The term “generation” carries a connotation of a sequence of time. It implies that higher generation fuels are superior to lower generation fuels and will replace them over time. First generation fuels are criticized for competing with food, for negative land use changes, for taking too much energy to produce, and for only being economically viable with government subsidies. Higher generation fuels are supposed to be free of these disadvantages and will provide greater supplies of low-cost fuel while helping to reduce climate-changing greenhouse gases.
Unfortunately, this understanding of the development of biofuels is based on false assumptions and leads to incorrect conclusions.
A better model for how the various biofuel options should be compared can be drawn from the petroleum industry and the manner in which petroleum is extracted. In a new oil field, about 5 to 15% of the petroleum rises to the surface under its own pressure and is known as primary recovery.
The amount of oil that can be produced by primary recovery is limited, so the desire for more petroleum leads to the implementation of more expensive and more technically sophisticated techniques such as water or CO2 injection to raise the pressure of the petroleum so it can be removed. These techniques are known as secondary recovery, and they allow extraction of an additional 30 to 50% of the oil.
The desire for even more extraction leads to tertiary recovery techniques such as steam injection that are based on lowering the viscosity of the petroleum so it can flow more easily toward the well.
The lesson to be learned from the petroleum model is that the desire to increase the supply of the product is met by introducing more expensive and more sophisticated technology.
In the same manner, biofuels should be categorized as primary, secondary, and tertiary. Primary biofuels are those which are least expensive and which require the least technology to produce. These are the low-hanging fruit, and include sugar and starch-based ethanol and biodiesel. Although requiring subsidies to compete with petroleum (which is itself subsidized, of course), these fuels have already achieved commercial status and market acceptance.
Ultimately, it should be expected that their success will cause the price of corn and soybean oil to increase to the point where additional production of the primary biofuel is not economically viable. To further displace petroleum with additional biofuel will require a move to secondary biofuels. These fuels will be more difficult to produce and more expensive. Cellulosic ethanol is likely to be the first fuel to enter the marketplace in serious volumes using straw or corn cobs/stover as feedstock. Although the feedstock is cheaper than corn, the processing is much more extensive, making cellulosic ethanol more expensive. If this were not the case, then this approach would already be the primary source for biofuel and corn would return to its traditional use as food for cattle, hogs and chickens.
Tertiary biofuels from algae will also be needed if we are to replace a major fraction of our current petroleum consumption.

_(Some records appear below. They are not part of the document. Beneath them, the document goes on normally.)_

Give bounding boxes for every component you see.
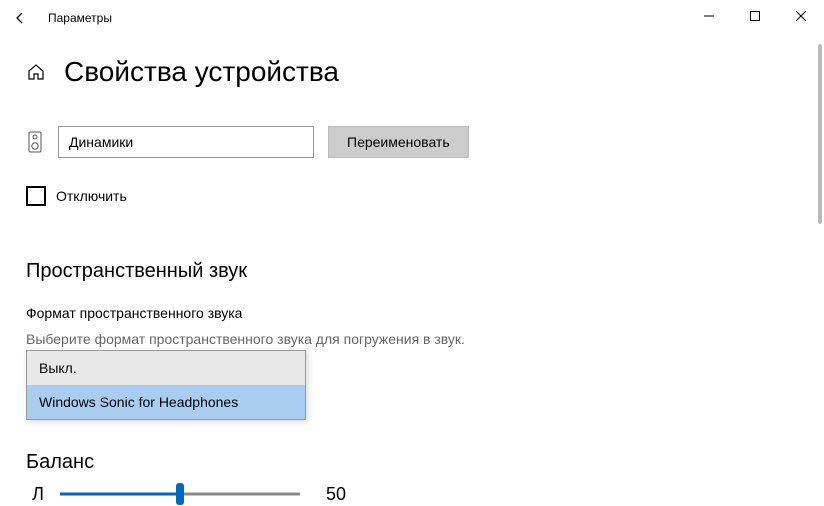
device-name-input[interactable]: [58, 126, 314, 158]
balance-slider[interactable]: [60, 482, 300, 506]
disable-row: Отключить: [26, 186, 798, 206]
home-icon[interactable]: [26, 62, 46, 82]
speaker-icon: [26, 130, 44, 154]
maximize-button[interactable]: [732, 0, 778, 32]
window-title: Параметры: [48, 11, 112, 25]
device-name-row: Переименовать: [26, 126, 798, 158]
titlebar: Параметры: [0, 0, 824, 36]
balance-left-label: Л: [26, 484, 50, 505]
close-icon: [796, 11, 806, 21]
disable-label: Отключить: [56, 188, 127, 204]
spatial-help-text: Выберите формат пространственного звука …: [26, 331, 798, 347]
scrollbar[interactable]: [818, 44, 822, 224]
arrow-left-icon: [12, 10, 28, 26]
balance-row: Л 50: [26, 482, 798, 506]
dropdown-option-windows-sonic[interactable]: Windows Sonic for Headphones: [27, 385, 305, 419]
maximize-icon: [750, 11, 760, 21]
spatial-format-dropdown[interactable]: Выкл. Windows Sonic for Headphones: [26, 350, 306, 420]
page-header: Свойства устройства: [26, 56, 798, 88]
slider-fill: [60, 493, 180, 496]
page-title: Свойства устройства: [64, 56, 339, 88]
window-controls: [686, 0, 824, 32]
rename-button[interactable]: Переименовать: [328, 126, 469, 158]
balance-title: Баланс: [26, 451, 798, 474]
slider-thumb[interactable]: [176, 483, 184, 505]
minimize-button[interactable]: [686, 0, 732, 32]
close-button[interactable]: [778, 0, 824, 32]
spatial-format-label: Формат пространственного звука: [26, 305, 798, 321]
disable-checkbox[interactable]: [26, 186, 46, 206]
content-area: Свойства устройства Переименовать Отключ…: [0, 36, 824, 505]
minimize-icon: [704, 11, 714, 21]
back-button[interactable]: [0, 0, 40, 36]
dropdown-option-off[interactable]: Выкл.: [27, 351, 305, 385]
spatial-sound-title: Пространственный звук: [26, 260, 798, 283]
balance-value: 50: [326, 484, 346, 505]
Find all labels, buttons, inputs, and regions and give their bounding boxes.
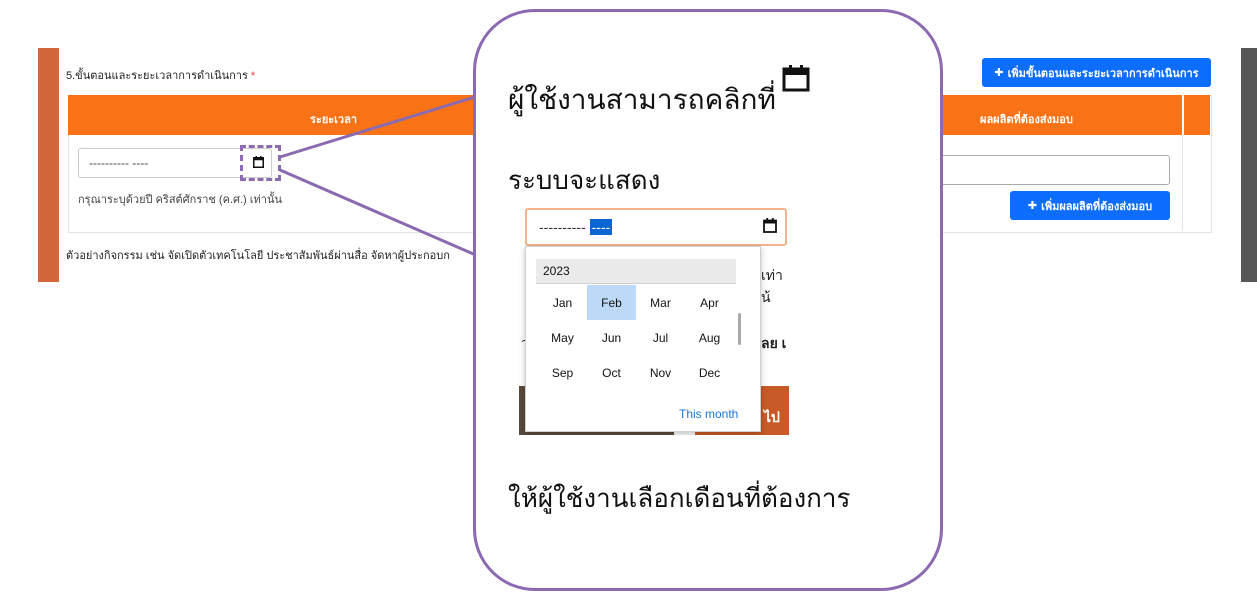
month-picker-screenshot: เท่าน้ ลย เ ว ไป ---------- ---- 2023 Ja…: [519, 202, 789, 435]
callout-line-2: ระบบจะแสดง: [508, 166, 661, 196]
behind-button-text: ไป: [764, 409, 780, 425]
picker-date-input[interactable]: ---------- ----: [525, 208, 787, 246]
month-option[interactable]: Dec: [685, 355, 734, 390]
month-option[interactable]: Aug: [685, 320, 734, 355]
picker-input-dashes: ----------: [539, 219, 586, 235]
month-option[interactable]: Mar: [636, 285, 685, 320]
month-option[interactable]: Jun: [587, 320, 636, 355]
picker-year-label: 2023: [543, 264, 570, 278]
calendar-icon[interactable]: [763, 218, 777, 233]
month-option[interactable]: Sep: [538, 355, 587, 390]
month-option[interactable]: Nov: [636, 355, 685, 390]
month-option[interactable]: Apr: [685, 285, 734, 320]
month-option[interactable]: Jan: [538, 285, 587, 320]
this-month-button[interactable]: This month: [679, 407, 738, 421]
month-option[interactable]: Oct: [587, 355, 636, 390]
month-grid: Jan Feb Mar Apr May Jun Jul Aug Sep Oct Nov Dec: [538, 285, 734, 390]
month-picker-popup: 2023 Jan Feb Mar Apr May Jun Jul Aug Sep Oct Nov De…: [525, 246, 761, 432]
callout-line-3: ให้ผู้ใช้งานเลือกเดือนที่ต้องการ: [508, 484, 851, 514]
behind-text: ลย เ: [761, 335, 787, 351]
calendar-icon: [782, 65, 810, 92]
month-option[interactable]: Jul: [636, 320, 685, 355]
month-option[interactable]: May: [538, 320, 587, 355]
behind-text: เท่าน้: [761, 267, 783, 305]
picker-year-divider: [536, 283, 736, 284]
picker-input-selected-segment[interactable]: ----: [589, 219, 613, 235]
callout-line-1: ผู้ใช้งานสามารถคลิกที่: [508, 83, 776, 116]
month-option[interactable]: Feb: [587, 285, 636, 320]
picker-scrollbar[interactable]: [738, 313, 741, 345]
picker-year[interactable]: 2023: [536, 259, 736, 283]
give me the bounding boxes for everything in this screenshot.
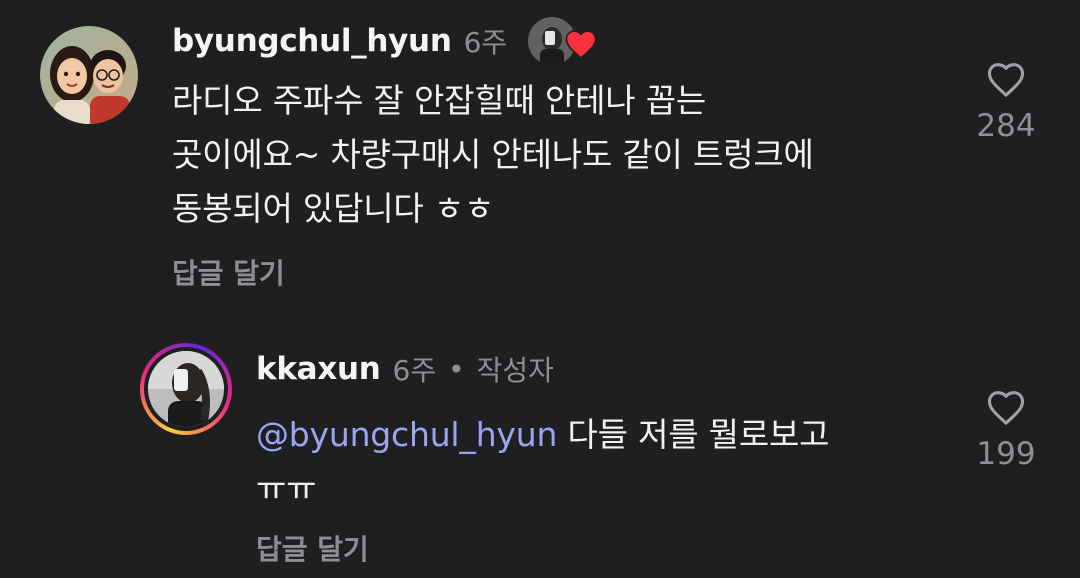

These fuels are even more expensive and involve even more difficult technical problems.
What we can learn from this model is that secondary and tertiary biofuels do not replace primary Biofuels—they supplement those fuels. Primary oil extraction is always preferred, but meeting the demand for petroleum requires supplemental oil from secondary and tertiary recovery. Primary biofuels will always be around and they will become increasingly profitable as higher fuel prices draw secondary and tertiary fuels into the market.
A criticism of primary biofuels is that the increase in demand for feedstocks causes an increase in food prices and land use changes. These impacts have been exaggerated in many cases or do not recognize positive benefits such as rural revitalization and higher income for farmers. It should be recognized that secondary and tertiary biofuels will be subject to these same criticisms if they achieve any level of success. Growing switchgrass to produce ethanol will be criticized for displacing food crops and requiring fertilizer. Gathering straw and stover will lower soil quality. Growing camelina on rangeland and algae in the desert will destroy delicate eco-systems. Biofuels do not come without drawbacks.
As a society, we have to make choices about how we want to allocate the costs of different fuel options. It seems clear we have opted to maintain our mobility. Now the question is whether the economic, environmental and societal costs of biofuels are sufficiently below those of petroleum to justify continued support.